In short, when did the decisions made by billion-to-trillion-dollar company CEOs actually make the slightest difference to what you should or should not be doing? You asking Gemini a translation question or vibe-coding a menubar widget is not what makes or breaks Sundar Pichai and topples this thing over. They’ve pushed everything this way; does that mean you must, by rights, do the opposite thing? It doesn’t follow.

I also really don’t want to seem like I’m saying “yeaahhhh just go do terrible shit”, here, either, because I’m not; I’m saying that while intoning YOU LLM FANATICS ALL THINK THE END JUSTIFIES THE MEANS is an emotionally satisfying position to hold, I don’t think it really holds. YOU CAR DRIVERS ALL THINK THE DESTINATION JUSTIFIES THE POLLUTION. Idk.

Environmental impact. Our world is burning, and you know what it doesn’t need more of right now? Datacentres.

I keep coming back to the cars/fossil fuels analogy and I see some other folks around this time are too. We have paved over most of our cities with horrid amounts of roads. Cars themselves are obviously polluting, with companies being happy to commit scandals to work around the fact that governments were starting to think this was maybe a bad idea. For a fun one, try considering air travel. Coal power sucks. It sucks that nuclear failed to get off the ground, but who knows, maybe we dodged a bullet.

You can usually point the finger at capitalism and be correct, and the same generally applies here. The (proposed) build-outs are not in service of any realistically desirable goal; just Line Goes Up. But at this point, the actual use of these services (inference costs) is negligible. The water consumption is negligible. The demand signal is negligible.
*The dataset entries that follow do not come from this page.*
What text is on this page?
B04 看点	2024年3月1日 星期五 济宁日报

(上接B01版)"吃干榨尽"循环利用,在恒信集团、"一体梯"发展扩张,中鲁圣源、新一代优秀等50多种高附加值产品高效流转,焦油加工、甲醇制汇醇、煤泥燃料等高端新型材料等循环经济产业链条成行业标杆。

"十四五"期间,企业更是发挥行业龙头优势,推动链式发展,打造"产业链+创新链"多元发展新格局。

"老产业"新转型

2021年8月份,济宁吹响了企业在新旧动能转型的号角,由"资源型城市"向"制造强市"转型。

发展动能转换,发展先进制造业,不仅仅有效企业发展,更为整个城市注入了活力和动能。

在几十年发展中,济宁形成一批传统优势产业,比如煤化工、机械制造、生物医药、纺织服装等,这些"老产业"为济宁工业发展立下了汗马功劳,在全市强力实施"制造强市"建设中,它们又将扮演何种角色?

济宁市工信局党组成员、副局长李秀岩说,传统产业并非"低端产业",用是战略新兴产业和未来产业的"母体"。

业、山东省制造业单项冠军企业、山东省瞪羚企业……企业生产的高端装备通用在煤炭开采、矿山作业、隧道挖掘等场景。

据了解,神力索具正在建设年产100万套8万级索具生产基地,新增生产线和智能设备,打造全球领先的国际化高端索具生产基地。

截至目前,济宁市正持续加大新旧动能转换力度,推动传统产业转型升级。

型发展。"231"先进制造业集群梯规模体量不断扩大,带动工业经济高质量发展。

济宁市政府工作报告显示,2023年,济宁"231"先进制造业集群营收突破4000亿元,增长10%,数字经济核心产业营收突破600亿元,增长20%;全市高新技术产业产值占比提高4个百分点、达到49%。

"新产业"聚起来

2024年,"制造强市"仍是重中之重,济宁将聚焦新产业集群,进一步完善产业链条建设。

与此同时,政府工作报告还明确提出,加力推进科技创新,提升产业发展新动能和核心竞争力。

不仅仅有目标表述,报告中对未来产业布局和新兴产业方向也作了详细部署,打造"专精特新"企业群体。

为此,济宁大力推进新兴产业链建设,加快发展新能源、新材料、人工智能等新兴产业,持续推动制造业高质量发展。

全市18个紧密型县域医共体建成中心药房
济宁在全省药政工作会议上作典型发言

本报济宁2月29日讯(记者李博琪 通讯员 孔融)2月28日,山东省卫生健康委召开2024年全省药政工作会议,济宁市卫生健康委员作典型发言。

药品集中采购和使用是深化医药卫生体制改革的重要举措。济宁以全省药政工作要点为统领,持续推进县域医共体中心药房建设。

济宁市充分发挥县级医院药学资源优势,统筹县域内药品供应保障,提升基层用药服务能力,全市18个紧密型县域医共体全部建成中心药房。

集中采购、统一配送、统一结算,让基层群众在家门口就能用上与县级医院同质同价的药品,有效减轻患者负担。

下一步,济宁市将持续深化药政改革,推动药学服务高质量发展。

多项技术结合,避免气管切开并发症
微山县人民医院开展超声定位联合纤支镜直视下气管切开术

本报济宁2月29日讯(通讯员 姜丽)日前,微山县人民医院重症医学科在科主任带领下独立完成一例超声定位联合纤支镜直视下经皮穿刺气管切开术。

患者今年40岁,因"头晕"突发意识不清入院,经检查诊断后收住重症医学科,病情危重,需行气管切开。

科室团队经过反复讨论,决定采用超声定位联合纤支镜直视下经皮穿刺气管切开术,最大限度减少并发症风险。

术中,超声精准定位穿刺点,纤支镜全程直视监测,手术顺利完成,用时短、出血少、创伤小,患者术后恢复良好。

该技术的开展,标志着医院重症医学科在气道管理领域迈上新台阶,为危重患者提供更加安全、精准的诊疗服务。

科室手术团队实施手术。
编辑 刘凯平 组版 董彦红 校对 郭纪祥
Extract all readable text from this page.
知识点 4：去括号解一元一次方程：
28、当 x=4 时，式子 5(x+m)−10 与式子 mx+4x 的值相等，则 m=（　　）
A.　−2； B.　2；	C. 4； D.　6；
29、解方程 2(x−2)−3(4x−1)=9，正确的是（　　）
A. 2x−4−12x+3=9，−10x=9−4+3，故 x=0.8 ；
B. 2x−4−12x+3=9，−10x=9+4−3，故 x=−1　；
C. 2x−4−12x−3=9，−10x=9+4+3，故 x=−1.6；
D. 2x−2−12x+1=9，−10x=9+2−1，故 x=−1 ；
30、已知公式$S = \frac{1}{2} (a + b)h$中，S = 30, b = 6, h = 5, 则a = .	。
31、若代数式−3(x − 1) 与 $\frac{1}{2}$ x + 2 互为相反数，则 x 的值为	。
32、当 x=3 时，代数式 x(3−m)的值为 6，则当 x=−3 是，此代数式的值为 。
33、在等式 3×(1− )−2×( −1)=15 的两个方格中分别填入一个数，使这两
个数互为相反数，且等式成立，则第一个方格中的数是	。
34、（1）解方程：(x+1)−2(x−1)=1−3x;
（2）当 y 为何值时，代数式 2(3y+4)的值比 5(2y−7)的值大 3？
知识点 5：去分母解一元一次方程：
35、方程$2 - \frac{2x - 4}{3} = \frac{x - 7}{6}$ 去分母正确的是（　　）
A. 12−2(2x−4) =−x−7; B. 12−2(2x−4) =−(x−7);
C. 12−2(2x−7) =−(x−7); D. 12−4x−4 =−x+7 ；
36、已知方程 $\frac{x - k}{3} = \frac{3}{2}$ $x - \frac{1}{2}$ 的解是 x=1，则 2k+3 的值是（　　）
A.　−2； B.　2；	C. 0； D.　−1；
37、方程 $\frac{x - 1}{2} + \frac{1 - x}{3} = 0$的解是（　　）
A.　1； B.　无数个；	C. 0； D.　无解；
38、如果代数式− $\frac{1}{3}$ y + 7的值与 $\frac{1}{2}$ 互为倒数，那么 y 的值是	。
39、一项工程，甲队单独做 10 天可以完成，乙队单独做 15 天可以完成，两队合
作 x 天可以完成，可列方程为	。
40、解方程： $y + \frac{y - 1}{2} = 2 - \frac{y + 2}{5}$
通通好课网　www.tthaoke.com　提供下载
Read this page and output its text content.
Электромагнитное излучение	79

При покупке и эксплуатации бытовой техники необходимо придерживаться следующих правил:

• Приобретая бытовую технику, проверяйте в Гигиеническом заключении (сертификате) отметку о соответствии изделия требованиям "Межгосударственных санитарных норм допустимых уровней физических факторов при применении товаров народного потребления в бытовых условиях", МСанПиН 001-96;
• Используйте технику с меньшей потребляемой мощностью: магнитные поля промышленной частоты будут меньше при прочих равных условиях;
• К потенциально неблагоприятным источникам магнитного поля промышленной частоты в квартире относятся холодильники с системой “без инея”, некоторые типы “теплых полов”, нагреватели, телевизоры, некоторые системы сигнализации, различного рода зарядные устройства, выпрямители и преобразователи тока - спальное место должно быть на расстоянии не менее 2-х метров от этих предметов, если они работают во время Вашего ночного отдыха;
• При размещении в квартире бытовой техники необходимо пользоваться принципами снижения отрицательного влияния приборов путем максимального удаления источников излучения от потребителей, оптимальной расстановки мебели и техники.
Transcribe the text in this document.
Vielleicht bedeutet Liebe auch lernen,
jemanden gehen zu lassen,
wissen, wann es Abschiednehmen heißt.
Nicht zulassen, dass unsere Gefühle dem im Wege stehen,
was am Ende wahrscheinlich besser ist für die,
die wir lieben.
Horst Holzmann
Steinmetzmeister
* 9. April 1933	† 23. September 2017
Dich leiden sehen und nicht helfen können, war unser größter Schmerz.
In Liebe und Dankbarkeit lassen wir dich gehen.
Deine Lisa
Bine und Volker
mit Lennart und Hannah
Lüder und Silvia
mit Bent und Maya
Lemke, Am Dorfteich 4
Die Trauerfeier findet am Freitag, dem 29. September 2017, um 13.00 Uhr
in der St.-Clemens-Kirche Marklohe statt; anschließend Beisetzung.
And I used to humm and haaa about normalisation specifically re: demand signals and the prospect of using these tools and that being known, even if all the other concerns were somehow negated, but like, that window has well and truly passed us, and I don’t think any one (or hundred or more) of us could have really impacted that. It is too late, and it’s really hard to say “this is realism and not fatalism” without it just sounding like fatalism to someone who’s two feet sunk deep in the contra- tribe (and it would be silly, I think, to not observe the tribalism that’s developed). I am aware of this. I am not really trying to convince you, though; here I’m just writing out my reasoning, because y’know, writing and thinking go hand-in-hand.

We were committed to this line as well and truly as we were to the global re-rise of fascism, to the “post COVID except for the bit where we’re post COVID, oops, here, have some vaccine denialism” bit, to the not-so-proxy wars bit, not because any one person was too happy to be swayed by Trump, or was too anti-authoritarian, etc. etc., but because the world system we’ve ended up with allowed the interests of not the 1% but the 0.01% to control everything. Neoliberalism has well and truly had its way with us.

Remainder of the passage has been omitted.